Monthly letter October 2025

KEY EVENTS

In the days immediately preceding mid-October, the firm resolve of U.S. President Donald Trump led to the achievement of a ceasefire in the Gaza Strip.

The global geopolitical landscape has therefore finally shown signs of improvement. How lasting this balance will be remains to be seen; however, the fact that some violations of the agreement did not reignite the conflict represents a relative element of stability. The progress made in the Middle East takes on an importance that could extend well beyond the region.

The ability to prioritize dialogue over military confrontation is a quality that, if consolidated, could serve as an example for other areas of global tension.

Conversely, a potential failure of the ceasefire risks acting as a detonator, intensifying the tensions already present on other geopolitical fronts, particularly in Eastern Europe.

From a broader perspective, the dynamic observed in the Middle East shows similarities with what has recently occurred in relations between the United States and China.

After weeks of tensions and threatening measures from both sides, it has become clear that escalation is merely a prelude to the need for compromise. In both cases, a clear principle emerges: the shared recognition that dialogue, however complex, remains the only sustainable path to avoid more serious economic and political consequences.

The impression is that in South Korea, Trump and Xi Jinping did engage in direct talks, looking each other in the eye, but without yet managing to lay the groundwork for a reversal in the months- long confrontation between the United States and China.

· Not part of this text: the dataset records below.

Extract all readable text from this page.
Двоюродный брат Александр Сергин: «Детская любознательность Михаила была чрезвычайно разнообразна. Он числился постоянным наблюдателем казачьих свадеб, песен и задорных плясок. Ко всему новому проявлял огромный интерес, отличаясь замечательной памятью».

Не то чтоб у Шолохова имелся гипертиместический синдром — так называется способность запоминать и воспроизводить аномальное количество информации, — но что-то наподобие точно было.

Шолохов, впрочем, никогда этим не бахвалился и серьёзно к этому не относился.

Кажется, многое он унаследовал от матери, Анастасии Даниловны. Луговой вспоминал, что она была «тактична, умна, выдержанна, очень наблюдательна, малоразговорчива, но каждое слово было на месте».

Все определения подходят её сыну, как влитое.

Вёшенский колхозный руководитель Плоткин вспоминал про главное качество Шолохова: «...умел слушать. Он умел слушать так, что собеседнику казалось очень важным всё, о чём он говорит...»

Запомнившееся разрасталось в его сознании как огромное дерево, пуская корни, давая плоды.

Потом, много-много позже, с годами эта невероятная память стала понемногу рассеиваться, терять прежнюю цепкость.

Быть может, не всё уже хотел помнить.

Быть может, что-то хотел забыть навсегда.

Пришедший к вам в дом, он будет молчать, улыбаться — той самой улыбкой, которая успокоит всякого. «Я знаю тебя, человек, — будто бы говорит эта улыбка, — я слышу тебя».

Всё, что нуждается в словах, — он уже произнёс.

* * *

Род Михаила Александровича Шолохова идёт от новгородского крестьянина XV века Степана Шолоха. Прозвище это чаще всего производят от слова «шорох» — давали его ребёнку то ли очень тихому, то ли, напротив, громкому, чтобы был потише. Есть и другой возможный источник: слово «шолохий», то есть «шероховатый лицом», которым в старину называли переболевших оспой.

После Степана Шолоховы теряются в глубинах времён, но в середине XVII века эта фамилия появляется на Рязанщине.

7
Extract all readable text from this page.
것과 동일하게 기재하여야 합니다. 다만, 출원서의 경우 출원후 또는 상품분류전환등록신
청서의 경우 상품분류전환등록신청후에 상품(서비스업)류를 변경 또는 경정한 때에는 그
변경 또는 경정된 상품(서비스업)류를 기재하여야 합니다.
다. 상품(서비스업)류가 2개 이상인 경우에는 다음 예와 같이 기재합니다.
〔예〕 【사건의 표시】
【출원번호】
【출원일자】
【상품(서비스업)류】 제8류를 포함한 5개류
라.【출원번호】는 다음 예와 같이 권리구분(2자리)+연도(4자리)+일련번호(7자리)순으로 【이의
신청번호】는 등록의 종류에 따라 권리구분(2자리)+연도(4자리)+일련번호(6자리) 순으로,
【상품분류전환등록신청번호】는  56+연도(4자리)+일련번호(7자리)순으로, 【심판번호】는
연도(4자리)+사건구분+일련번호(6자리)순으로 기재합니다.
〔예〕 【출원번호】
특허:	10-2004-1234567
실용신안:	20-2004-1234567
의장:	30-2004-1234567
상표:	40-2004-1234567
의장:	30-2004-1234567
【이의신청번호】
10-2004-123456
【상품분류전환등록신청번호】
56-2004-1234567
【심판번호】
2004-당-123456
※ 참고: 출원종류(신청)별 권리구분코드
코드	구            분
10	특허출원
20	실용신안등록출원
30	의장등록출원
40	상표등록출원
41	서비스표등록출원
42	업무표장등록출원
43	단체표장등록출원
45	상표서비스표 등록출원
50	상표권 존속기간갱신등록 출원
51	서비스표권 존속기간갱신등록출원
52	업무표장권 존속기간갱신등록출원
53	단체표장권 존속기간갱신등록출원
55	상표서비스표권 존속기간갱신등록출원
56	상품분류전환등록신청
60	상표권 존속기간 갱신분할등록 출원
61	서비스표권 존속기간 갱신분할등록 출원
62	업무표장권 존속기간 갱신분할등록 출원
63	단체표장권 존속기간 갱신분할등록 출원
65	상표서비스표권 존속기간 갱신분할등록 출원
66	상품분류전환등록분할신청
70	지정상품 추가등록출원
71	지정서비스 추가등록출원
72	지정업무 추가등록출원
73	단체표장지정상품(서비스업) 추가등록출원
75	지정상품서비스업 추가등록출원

The only tangible progress, as mentioned, seems to lie in the mutual awareness that any further deterioration of the situation, at this point, would be unsustainable for each side—not only for the counterpart.

“We’re both going to work together to see if we can get something done.”
US President Donal J. Trupm speaking with journalists aboard Air Force One after the meeting with his Chinese counterpart Xi Jinping.

The Federal Reserve meeting was awaited with particular interest, especially in light of recent statements by Chairman Jerome Powell regarding the growing difficulties in the labor market.

These comments had fueled concrete expectations of an interest rate cut, while persistent pressure from Donald Trump to lower the cost of borrowing inevitably reignited the debate over the independence of the central bank. The press conference following the meeting attracted considerable attention.

Powell did not hide the fact that the state of the U.S. economy poses complex challenges: inflation remains above the Fed 2% target, while the introduction of new tariffs represents an additional upside risk to prices. On the other hand, the deterioration in the labor market is emerging as an even more pressing concern.

Overall, the central bank now appears more oriented toward supporting employment than containing inflation, suggesting that further reductions in the policy rate may become necessary in upcoming meetings.

It is also worth noting that the Federal Government shutdown, which began at midnight on October 1st, remains in effect. The suspension of activities across several government agencies — including those responsible for collecting macroeconomic data — significantly limits visibility on the country’s economic trajectory.

As for Europe, the ECB meeting of October 30 proceeded in line with expectations: no change to interest rates and no significant new developments on the macroeconomic front.

PROSPECTS

The various concepts expressed in this letter must be placed within a narrative that is unlikely to change in the near term.

We place particular emphasis on two aspects: the Fed view of the need to continue supporting the economy, accompanied by the generally constructive stance of the other major central banks, and the growing awareness among political authorities (first and foremost in the United States and China) that a trade war at this juncture would result in significant damage for all parties involved.

It remains fundamentally important to continue managing financial market volatility while at the same time being prepared to intervene when necessary.